Cuando terminó, la camarera se aclaró la garganta. Un par de veces.

—¿Seguro que no quieres una cerveza? ¿O tal vez algo un poco más fuerte? ¿Qué tal un trago de…?

—Estamos bien, vuelve luego para anotar lo que queremos. Gracias.

Amber entendió la indirecta.

Cuando estuvieron solos, Mary habló.

—De verdad, terminemos con…

—¿Te he dado algún indicio de que no quiero cenar contigo?

Ella posó la mano sobre el menú. Abruptamente, apartó la carta de un manotazo.

—No te me quedes mirando.

—Los machos hacen eso —dijo. «Cuando encuentran una hembra que desean», agregó para sí.

—Sí, bueno, no conmigo. Imagino cuán desilusionado estarás, pero no necesito que te concentres en los detalles, ¿entiendes? Y en verdad no me interesa soportar una hora en tu compañía, sacrificándote por tu amiga.

Qué voz. Estaba causándole el mismo efecto otra vez. Su piel era un festival de escalofríos, y luego se relajaba, y volvía a estremecerse. Tomó aire, tratando de captar algo de su aroma natural.

Ya se dejaba notar el silencio entre ellos, así que Rhage le devolvió la carta de un codazo.

—Decide lo que vas a pedir, a menos que sólo quieras quedarte ahí sentada, mirando mientras yo como.

—Puedo irme en cualquier momento que lo desee.

—Cierto. Pero no lo harás.

—Ah, ¿y por qué no? —Sus ojos brillaron, y su cuerpo se iluminó como una aparición.

—No vas a marcharte porque estimas a Bella lo suficiente para no avergonzarla haciéndome eso.

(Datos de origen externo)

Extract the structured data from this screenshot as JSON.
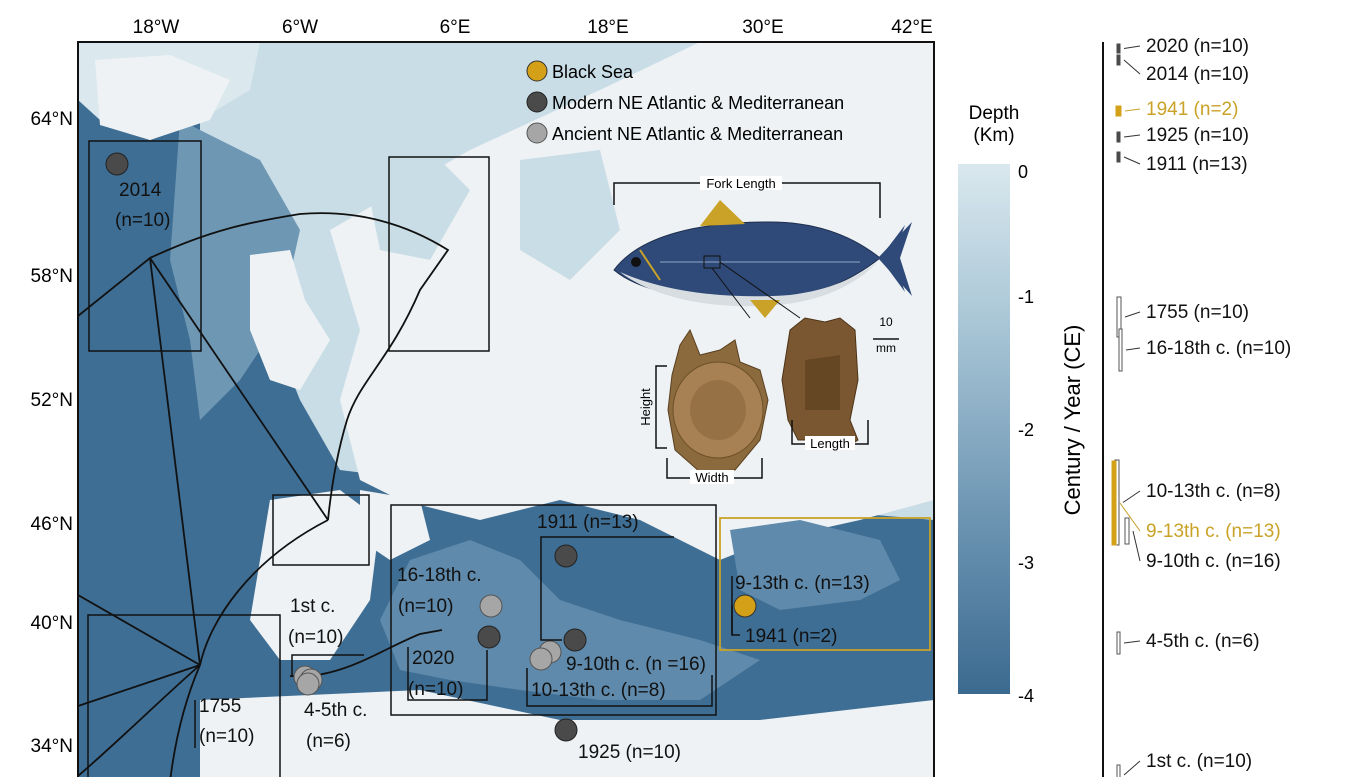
{
  "map": {
    "lon_ticks": [
      "18°W",
      "6°W",
      "6°E",
      "18°E",
      "30°E",
      "42°E"
    ],
    "lat_ticks": [
      "64°N",
      "58°N",
      "52°N",
      "46°N",
      "40°N",
      "34°N"
    ]
  },
  "legend": {
    "items": [
      {
        "label": "Black Sea",
        "color": "#d4a017"
      },
      {
        "label": "Modern NE Atlantic & Mediterranean",
        "color": "#4a4a4a"
      },
      {
        "label": "Ancient NE Atlantic & Mediterranean",
        "color": "#a6a6a6"
      }
    ]
  },
  "depth_scale": {
    "title_line1": "Depth",
    "title_line2": "(Km)",
    "ticks": [
      "0",
      "-1",
      "-2",
      "-3",
      "-4"
    ],
    "color_top": "#d6e6ec",
    "color_bottom": "#3b6a90"
  },
  "sites": {
    "iceland_year": "2014",
    "iceland_n": "(n=10)",
    "first_c_line1": "1st c.",
    "first_c_line2": "(n=10)",
    "c1755_line1": "1755",
    "c1755_line2": "(n=10)",
    "c4_5_line1": "4-5th c.",
    "c4_5_line2": "(n=6)",
    "c16_18_line1": "16-18th c.",
    "c16_18_line2": "(n=10)",
    "y2020_line1": "2020",
    "y2020_line2": "(n=10)",
    "y1911": "1911 (n=13)",
    "c9_10": "9-10th c. (n =16)",
    "c10_13": "10-13th c. (n=8)",
    "y1925": "1925 (n=10)",
    "bs_9_13": "9-13th c. (n=13)",
    "bs_1941": "1941 (n=2)"
  },
  "inset": {
    "fork_length": "Fork Length",
    "height": "Height",
    "width": "Width",
    "length": "Length",
    "scale_value": "10",
    "scale_unit": "mm"
  },
  "timeline": {
    "axis_label": "Century / Year (CE)",
    "entries": [
      {
        "label": "2020 (n=10)",
        "type": "modern"
      },
      {
        "label": "2014 (n=10)",
        "type": "modern"
      },
      {
        "label": "1941 (n=2)",
        "type": "black-sea"
      },
      {
        "label": "1925 (n=10)",
        "type": "modern"
      },
      {
        "label": "1911 (n=13)",
        "type": "modern"
      },
      {
        "label": "1755 (n=10)",
        "type": "ancient"
      },
      {
        "label": "16-18th c. (n=10)",
        "type": "ancient"
      },
      {
        "label": "10-13th c. (n=8)",
        "type": "ancient"
      },
      {
        "label": "9-13th c. (n=13)",
        "type": "black-sea"
      },
      {
        "label": "9-10th c. (n=16)",
        "type": "ancient"
      },
      {
        "label": "4-5th c. (n=6)",
        "type": "ancient"
      },
      {
        "label": "1st c. (n=10)",
        "type": "ancient"
      }
    ]
  }
}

Y a diferencia de ti, yo sí le diré que me dejaste plantado.

Mary frunció el ceño.

—¿Chantaje?

—Persuasión.

Ella abrió lentamente la carta y la miró.

—Aún estás mirándome.

—Sí.

—¿Te importaría mirar otra cosa? El menú, esa morena del otro lado del pasillo, qué sé yo. Hay una rubia estupenda dos mesas atrás, por si no lo habías notado.

—Nunca usas perfume, ¿verdad?

Los ojos de la mujer se alzaron para encontrarse con los del hombre.

—No, nunca.

—¿Puedo? —Inclinó la cabeza en dirección a una de sus manos.

—¿Cómo?

No podía decirle que quería olerle la piel de cerca.

—Puesto que estamos cenando y todo eso, parece de simple buena educación estrecharnos la mano, ¿no crees? Y aunque me rechazaste de muy mal talante la primera vez que traté de ser amable, estoy dispuesto a intentarlo de nuevo.

Cuando ella no respondió, él alargó el brazo hasta el otro lado de la mesa y tomó su mano entre la suya. Antes de que pudiera reaccionar, se inclinó y presionó los labios contra sus nudillos. Aspiró profundamente.

La respuesta de su cuerpo a aquel aroma fue inmediata. El miembro en erección se comprimió contra la bragueta de sus pantalones de cuero, tensando, empujando. Se movió un poco para abrirse campo entre los pantalones.

Dios, estaba ansioso por tenerla sola en casa.